Setelah melakukan pemerkosaan, laki-laki itu membunuh dan membuang mayit bocah tersebut ke dalam sumur.
Kabid Humas Polda Sumut, Kombes Pol Ferry Walintukan, mengatakan bahwa awalnya korban ditemukan meninggal bumi di dalam sumur milik penduduk pada Minggu (2/8) sekitar pukul 12.00 WIB. Setelah itu, jenazah korban dievakuasi penduduk ke rumah duka.
"Namun, family nan meletakkan berprasangka atas penyebab kematian korban kemudian meminta dilakukan autopsi," kata Ferry dalam keterangannya, Jumat (7/8).
Lalu, jenazah anak wanita itu dibawa ke Rumah Sakit Umum Daerah Sipirok untuk pemeriksaan forensik.
Berdasarkan hasil autopsi, ditemukan sejumlah luka pada tubuh korban, termasuk luka memar di bagian leher, luka robek pada perangkat kelamin dan anus akibat kekerasan barang tumpul. Korban juga mengalami meninggal lemas akibat masuknya cairan ke saluran pernapasan.

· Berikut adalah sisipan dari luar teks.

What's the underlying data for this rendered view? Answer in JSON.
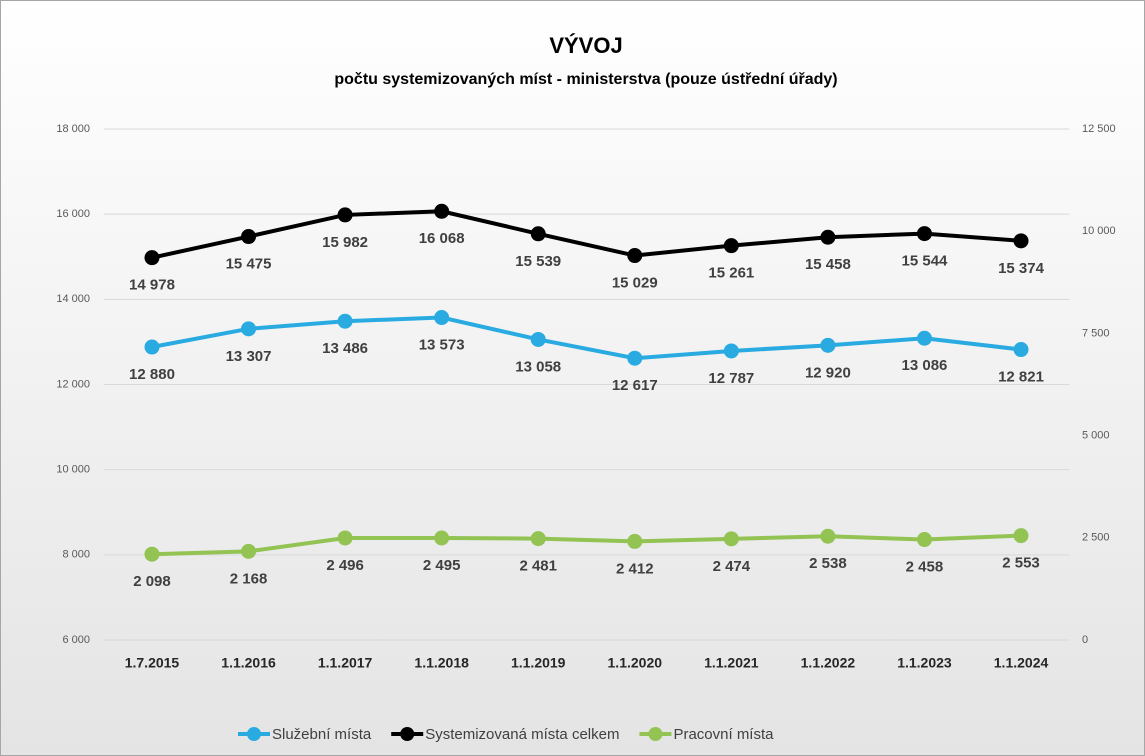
{
  "chart_data": {
    "type": "line",
    "title": "VÝVOJ",
    "subtitle": "počtu systemizovaných míst - ministerstva (pouze ústřední úřady)",
    "categories": [
      "1.7.2015",
      "1.1.2016",
      "1.1.2017",
      "1.1.2018",
      "1.1.2019",
      "1.1.2020",
      "1.1.2021",
      "1.1.2022",
      "1.1.2023",
      "1.1.2024"
    ],
    "series": [
      {
        "name": "Služební místa",
        "color": "#29abe2",
        "axis": "y",
        "values": [
          12880,
          13307,
          13486,
          13573,
          13058,
          12617,
          12787,
          12920,
          13086,
          12821
        ],
        "value_labels": [
          "12 880",
          "13 307",
          "13 486",
          "13 573",
          "13 058",
          "12 617",
          "12 787",
          "12 920",
          "13 086",
          "12 821"
        ]
      },
      {
        "name": "Systemizovaná místa celkem",
        "color": "#000000",
        "axis": "y",
        "values": [
          14978,
          15475,
          15982,
          16068,
          15539,
          15029,
          15261,
          15458,
          15544,
          15374
        ],
        "value_labels": [
          "14 978",
          "15 475",
          "15 982",
          "16 068",
          "15 539",
          "15 029",
          "15 261",
          "15 458",
          "15 544",
          "15 374"
        ]
      },
      {
        "name": "Pracovní místa",
        "color": "#92c353",
        "axis": "y2",
        "values": [
          2098,
          2168,
          2496,
          2495,
          2481,
          2412,
          2474,
          2538,
          2458,
          2553
        ],
        "value_labels": [
          "2 098",
          "2 168",
          "2 496",
          "2 495",
          "2 481",
          "2 412",
          "2 474",
          "2 538",
          "2 458",
          "2 553"
        ]
      }
    ],
    "ylim": [
      6000,
      18000
    ],
    "yticks": [
      {
        "value": 6000,
        "label": "6 000"
      },
      {
        "value": 8000,
        "label": "8 000"
      },
      {
        "value": 10000,
        "label": "10 000"
      },
      {
        "value": 12000,
        "label": "12 000"
      },
      {
        "value": 14000,
        "label": "14 000"
      },
      {
        "value": 16000,
        "label": "16 000"
      },
      {
        "value": 18000,
        "label": "18 000"
      }
    ],
    "y2lim": [
      0,
      12500
    ],
    "y2ticks": [
      0,
      {
        "value": 2500,
        "label": "2 500"
      },
      {
        "value": 5000,
        "label": "5 000"
      },
      {
        "value": 7500,
        "label": "7 500"
      },
      {
        "value": 10000,
        "label": "10 000"
      },
      {
        "value": 12500,
        "label": "12 500"
      }
    ],
    "grid": true,
    "legend": "bottom"
  }
}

Pihak kepolisian kemudian melakukan penyelidikan hingga pemeriksaan beberapa saksi. Pelaku tersebut mengarah kepada MH.
"Dalam pemeriksaan, tersangka mengakui telah melakukan kekerasan seksual terhadap korban di sebuah pondok nan berada tidak jauh dari letak penemuan jenazah," ujar Ferry.

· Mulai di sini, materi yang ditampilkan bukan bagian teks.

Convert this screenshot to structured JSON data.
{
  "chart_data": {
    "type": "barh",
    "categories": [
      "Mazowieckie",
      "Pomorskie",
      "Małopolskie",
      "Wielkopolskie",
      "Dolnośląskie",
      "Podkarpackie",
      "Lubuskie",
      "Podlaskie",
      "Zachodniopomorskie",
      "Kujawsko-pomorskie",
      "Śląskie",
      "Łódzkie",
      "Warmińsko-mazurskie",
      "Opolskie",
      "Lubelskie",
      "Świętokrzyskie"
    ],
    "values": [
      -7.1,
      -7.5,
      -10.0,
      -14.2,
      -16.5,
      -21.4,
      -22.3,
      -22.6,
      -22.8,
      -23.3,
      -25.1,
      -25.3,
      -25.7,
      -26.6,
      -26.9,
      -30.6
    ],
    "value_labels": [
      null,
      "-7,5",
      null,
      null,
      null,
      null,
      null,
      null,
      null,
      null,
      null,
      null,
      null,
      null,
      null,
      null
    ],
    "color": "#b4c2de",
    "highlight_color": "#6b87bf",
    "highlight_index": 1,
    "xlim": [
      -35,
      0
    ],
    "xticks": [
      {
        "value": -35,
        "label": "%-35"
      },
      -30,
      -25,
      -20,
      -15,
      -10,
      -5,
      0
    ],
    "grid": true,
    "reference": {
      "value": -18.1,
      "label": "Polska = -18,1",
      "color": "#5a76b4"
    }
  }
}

Ferry menuturkan, saat korban dalam kondisi lemas, tersangka sempat menyembunyikan korban di area pemakaman sebelum kembali membawa korban ke pondok dan melakukan kekerasan seksual kembali.
"Selanjutnya, tersangka membuang korban ke dalam sumur hingga akhirnya ditemukan penduduk dalam kondisi meninggal dunia," imbuh Ferry.

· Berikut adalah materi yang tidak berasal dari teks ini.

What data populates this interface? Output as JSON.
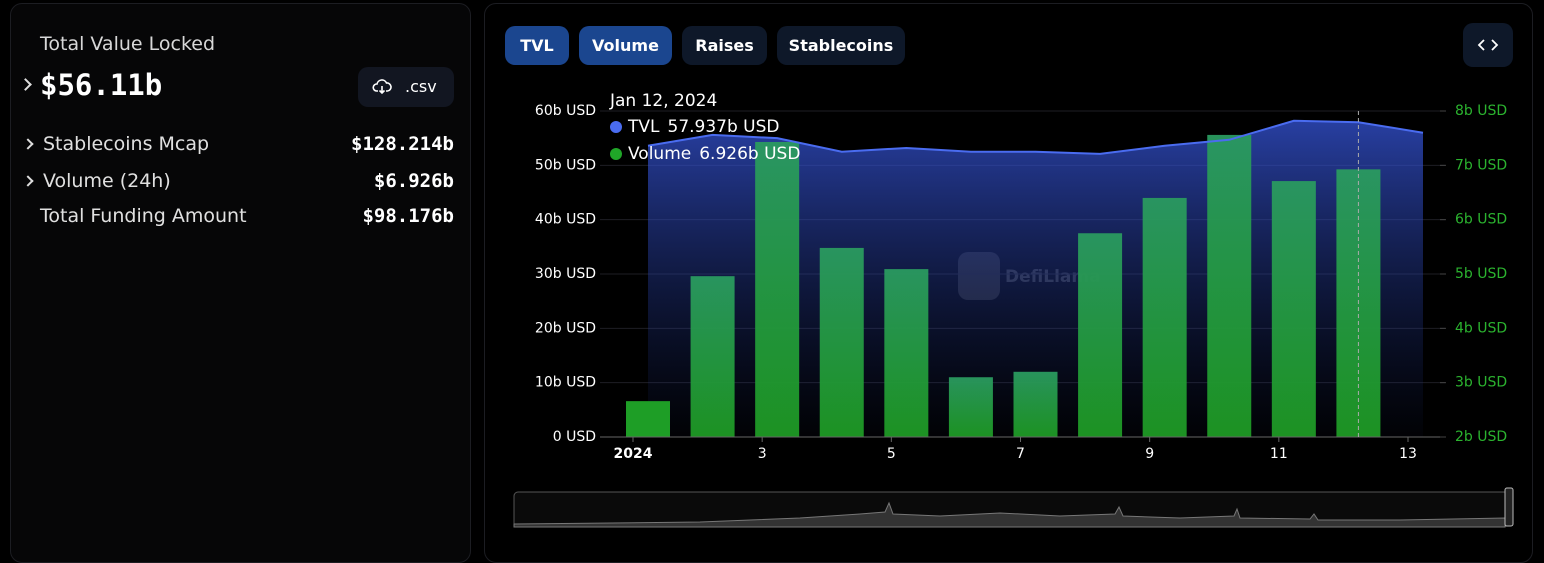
{
  "panel": {
    "title": "Total Value Locked",
    "value": "$56.11b",
    "csv": ".csv",
    "rows": [
      {
        "label": "Stablecoins Mcap",
        "value": "$128.214b"
      },
      {
        "label": "Volume (24h)",
        "value": "$6.926b"
      },
      {
        "label": "Total Funding Amount",
        "value": "$98.176b"
      }
    ]
  },
  "tabs": [
    "TVL",
    "Volume",
    "Raises",
    "Stablecoins"
  ],
  "chart_data": {
    "type": "bar-line",
    "x": [
      1,
      2,
      3,
      4,
      5,
      6,
      7,
      8,
      9,
      10,
      11,
      12,
      13
    ],
    "xlim": [
      1,
      13
    ],
    "xticks": [
      {
        "value": 1,
        "label": "2024"
      },
      3,
      5,
      7,
      9,
      11,
      13
    ],
    "ylim": [
      0,
      60
    ],
    "yticks": [
      {
        "value": 0,
        "label": "0 USD"
      },
      {
        "value": 10,
        "label": "10b USD"
      },
      {
        "value": 20,
        "label": "20b USD"
      },
      {
        "value": 30,
        "label": "30b USD"
      },
      {
        "value": 40,
        "label": "40b USD"
      },
      {
        "value": 50,
        "label": "50b USD"
      },
      {
        "value": 60,
        "label": "60b USD"
      }
    ],
    "y2lim": [
      2,
      8
    ],
    "y2ticks": [
      {
        "value": 2,
        "label": "2b USD"
      },
      {
        "value": 3,
        "label": "3b USD"
      },
      {
        "value": 4,
        "label": "4b USD"
      },
      {
        "value": 5,
        "label": "5b USD"
      },
      {
        "value": 6,
        "label": "6b USD"
      },
      {
        "value": 7,
        "label": "7b USD"
      },
      {
        "value": 8,
        "label": "8b USD"
      }
    ],
    "grid": true,
    "watermark": "DefiLlama",
    "series": [
      {
        "name": "TVL",
        "color": "#4a6cf0",
        "style": "area",
        "values": [
          53.6,
          55.6,
          55.0,
          52.5,
          53.2,
          52.5,
          52.5,
          52.1,
          53.6,
          54.7,
          58.2,
          57.937,
          56.0
        ]
      },
      {
        "name": "Volume",
        "color": "#20a628",
        "style": "bar",
        "axis": "y2",
        "values": [
          2.66,
          4.96,
          7.43,
          5.48,
          5.09,
          3.1,
          3.2,
          5.75,
          6.4,
          7.56,
          6.71,
          6.926,
          null
        ]
      }
    ],
    "tooltip": {
      "date": "Jan 12, 2024",
      "tvl": "57.937b USD",
      "volume": "6.926b USD",
      "index": 11
    }
  }
}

Dari tangan tersangka, polisi mengamankan sejumlah peralatan bukti berupa kain sarung, busana milik korban, serta satu unit sepeda motor nan digunakan tersangka untuk memindahkan korban.
"Peristiwa ini merupakan kejahatan nan sangat serius dan tidak dapat ditoleransi. Polda Sumatera Utara berkomitmen mengusut perkara ini secara profesional, transparan dan memberikan pendampingan terhadap family korban. Pelaku bakal diproses sesuai ketentuan norma nan bertindak sehingga mendapatkan balasan nan setimpal atas perbuatannya," pungkas Ferry.